From Developer Environments to Agent Infrastructure
Coder started with a simple mission: remove friction from developer setup. Centralized cloud workspaces replace brittle local environments, making it easy for teams to provision compute, tools, credentials, and policies at scale.
What changed is who those environments are for.
As Rob explains, the same infrastructure designed for human developers turns out to be almost perfectly suited for AI agents—especially ones that run autonomously, touch real code, and operate inside enterprise constraints. The difference is lifespan: a human workspace lives for days or weeks; an agent’s workspace might exist for minutes. That ephemerality makes automation, reproducibility, and context non-negotiable.

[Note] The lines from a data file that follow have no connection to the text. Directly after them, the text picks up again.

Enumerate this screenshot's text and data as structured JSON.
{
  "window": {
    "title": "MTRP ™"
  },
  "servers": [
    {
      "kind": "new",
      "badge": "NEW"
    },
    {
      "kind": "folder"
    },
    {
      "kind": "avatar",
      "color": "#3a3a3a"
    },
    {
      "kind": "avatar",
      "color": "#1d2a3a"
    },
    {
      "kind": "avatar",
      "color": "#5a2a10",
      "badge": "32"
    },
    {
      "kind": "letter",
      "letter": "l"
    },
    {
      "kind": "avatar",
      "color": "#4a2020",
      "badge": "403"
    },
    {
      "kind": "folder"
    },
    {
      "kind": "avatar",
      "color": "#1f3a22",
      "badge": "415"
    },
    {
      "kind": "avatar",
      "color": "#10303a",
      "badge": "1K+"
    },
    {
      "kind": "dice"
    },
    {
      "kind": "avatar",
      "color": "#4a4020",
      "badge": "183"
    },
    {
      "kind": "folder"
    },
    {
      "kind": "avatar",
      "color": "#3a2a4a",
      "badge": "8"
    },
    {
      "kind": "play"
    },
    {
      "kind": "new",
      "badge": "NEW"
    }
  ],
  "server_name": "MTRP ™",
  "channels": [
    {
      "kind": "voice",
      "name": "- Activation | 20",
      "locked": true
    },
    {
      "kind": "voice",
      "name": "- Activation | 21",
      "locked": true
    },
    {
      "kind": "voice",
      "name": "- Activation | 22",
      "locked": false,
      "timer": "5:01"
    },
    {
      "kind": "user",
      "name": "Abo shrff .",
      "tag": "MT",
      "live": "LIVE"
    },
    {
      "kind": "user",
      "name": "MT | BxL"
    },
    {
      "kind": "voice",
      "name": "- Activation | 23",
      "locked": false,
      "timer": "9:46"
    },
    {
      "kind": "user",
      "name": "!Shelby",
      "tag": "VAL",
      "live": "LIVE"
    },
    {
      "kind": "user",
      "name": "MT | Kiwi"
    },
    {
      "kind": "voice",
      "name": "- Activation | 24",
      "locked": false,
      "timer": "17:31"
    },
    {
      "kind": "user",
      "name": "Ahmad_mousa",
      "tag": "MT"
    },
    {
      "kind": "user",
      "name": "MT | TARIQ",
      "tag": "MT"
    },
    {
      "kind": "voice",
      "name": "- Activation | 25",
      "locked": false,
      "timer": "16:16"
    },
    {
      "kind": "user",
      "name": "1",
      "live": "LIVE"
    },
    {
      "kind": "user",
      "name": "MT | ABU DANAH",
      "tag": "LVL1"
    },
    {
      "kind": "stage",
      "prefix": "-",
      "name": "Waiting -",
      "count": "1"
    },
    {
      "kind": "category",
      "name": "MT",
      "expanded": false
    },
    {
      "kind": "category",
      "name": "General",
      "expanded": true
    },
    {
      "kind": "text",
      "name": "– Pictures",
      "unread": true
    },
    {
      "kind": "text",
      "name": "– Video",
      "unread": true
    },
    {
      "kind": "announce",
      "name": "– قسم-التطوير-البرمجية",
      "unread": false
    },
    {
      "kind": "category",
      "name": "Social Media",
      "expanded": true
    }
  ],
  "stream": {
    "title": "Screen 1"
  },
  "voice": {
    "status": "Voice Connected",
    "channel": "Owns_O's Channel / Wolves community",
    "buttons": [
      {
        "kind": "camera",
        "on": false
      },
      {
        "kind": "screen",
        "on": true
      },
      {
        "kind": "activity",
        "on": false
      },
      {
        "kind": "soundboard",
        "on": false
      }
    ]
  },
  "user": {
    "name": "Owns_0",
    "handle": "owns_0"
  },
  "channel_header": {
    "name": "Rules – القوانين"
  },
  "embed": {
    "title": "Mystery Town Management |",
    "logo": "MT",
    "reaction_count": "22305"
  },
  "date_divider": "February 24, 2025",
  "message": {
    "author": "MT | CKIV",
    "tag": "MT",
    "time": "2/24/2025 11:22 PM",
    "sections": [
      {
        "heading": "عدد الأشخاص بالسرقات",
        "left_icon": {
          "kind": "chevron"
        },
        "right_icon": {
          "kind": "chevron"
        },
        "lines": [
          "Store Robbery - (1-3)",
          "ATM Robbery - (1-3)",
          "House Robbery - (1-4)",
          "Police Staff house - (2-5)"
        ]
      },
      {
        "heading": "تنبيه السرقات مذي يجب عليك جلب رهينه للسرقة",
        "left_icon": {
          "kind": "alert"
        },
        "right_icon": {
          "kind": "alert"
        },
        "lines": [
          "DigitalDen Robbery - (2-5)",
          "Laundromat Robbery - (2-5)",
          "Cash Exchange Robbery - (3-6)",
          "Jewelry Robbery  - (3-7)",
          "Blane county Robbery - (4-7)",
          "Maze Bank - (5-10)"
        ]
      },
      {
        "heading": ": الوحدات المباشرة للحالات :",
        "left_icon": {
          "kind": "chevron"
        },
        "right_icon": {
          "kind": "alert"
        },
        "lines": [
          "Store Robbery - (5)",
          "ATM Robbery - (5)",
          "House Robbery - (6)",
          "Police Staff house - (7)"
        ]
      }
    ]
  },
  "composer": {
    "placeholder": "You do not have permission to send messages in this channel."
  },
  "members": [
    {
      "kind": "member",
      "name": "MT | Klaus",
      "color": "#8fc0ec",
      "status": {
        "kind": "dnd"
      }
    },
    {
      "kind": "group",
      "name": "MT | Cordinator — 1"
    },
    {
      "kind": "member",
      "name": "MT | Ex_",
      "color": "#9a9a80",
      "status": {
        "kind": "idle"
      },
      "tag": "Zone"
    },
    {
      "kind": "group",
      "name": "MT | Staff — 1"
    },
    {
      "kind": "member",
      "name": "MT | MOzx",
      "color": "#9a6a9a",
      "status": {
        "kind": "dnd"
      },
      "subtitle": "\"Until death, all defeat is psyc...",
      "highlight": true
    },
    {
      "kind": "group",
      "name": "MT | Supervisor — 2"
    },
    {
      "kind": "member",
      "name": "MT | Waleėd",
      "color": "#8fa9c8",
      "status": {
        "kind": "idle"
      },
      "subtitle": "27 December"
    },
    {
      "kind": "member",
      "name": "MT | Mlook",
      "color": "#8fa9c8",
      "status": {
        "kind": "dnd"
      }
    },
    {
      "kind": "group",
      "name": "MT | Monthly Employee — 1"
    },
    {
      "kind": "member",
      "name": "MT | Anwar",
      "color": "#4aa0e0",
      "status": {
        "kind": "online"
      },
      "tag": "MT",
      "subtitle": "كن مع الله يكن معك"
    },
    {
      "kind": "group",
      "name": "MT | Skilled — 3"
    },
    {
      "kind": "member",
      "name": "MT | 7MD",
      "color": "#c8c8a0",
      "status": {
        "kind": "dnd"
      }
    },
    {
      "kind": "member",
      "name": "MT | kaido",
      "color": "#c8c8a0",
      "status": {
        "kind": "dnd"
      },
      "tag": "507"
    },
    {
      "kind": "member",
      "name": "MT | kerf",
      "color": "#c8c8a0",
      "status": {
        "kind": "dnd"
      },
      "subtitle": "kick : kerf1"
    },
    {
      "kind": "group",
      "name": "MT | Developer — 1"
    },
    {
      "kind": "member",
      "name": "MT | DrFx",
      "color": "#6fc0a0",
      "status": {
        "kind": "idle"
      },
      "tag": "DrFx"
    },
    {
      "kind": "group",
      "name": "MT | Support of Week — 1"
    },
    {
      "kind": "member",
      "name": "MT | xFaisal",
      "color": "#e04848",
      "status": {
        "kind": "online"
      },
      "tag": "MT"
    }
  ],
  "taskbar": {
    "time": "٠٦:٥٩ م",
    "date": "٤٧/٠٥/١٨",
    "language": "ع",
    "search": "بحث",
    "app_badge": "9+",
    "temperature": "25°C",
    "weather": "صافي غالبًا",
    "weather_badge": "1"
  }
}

Why Code Completion Isn’t the End Game
Autocompleting a line of code was the on-ramp. The destination is agents that can:
- Explore and understand a full codebase
- Propose tests and refactors
- Stub APIs and run full test suites
- Migrate entire systems from one language to another
The shift happened when tools like Cursor and Claude Code embedded AI directly into the developer workflow. Instead of “hit tab,” developers began offloading entire chunks of low-value work while staying in flow.
The result: developers stopped asking “Can AI help me type faster?” and started asking “Can it own this task?”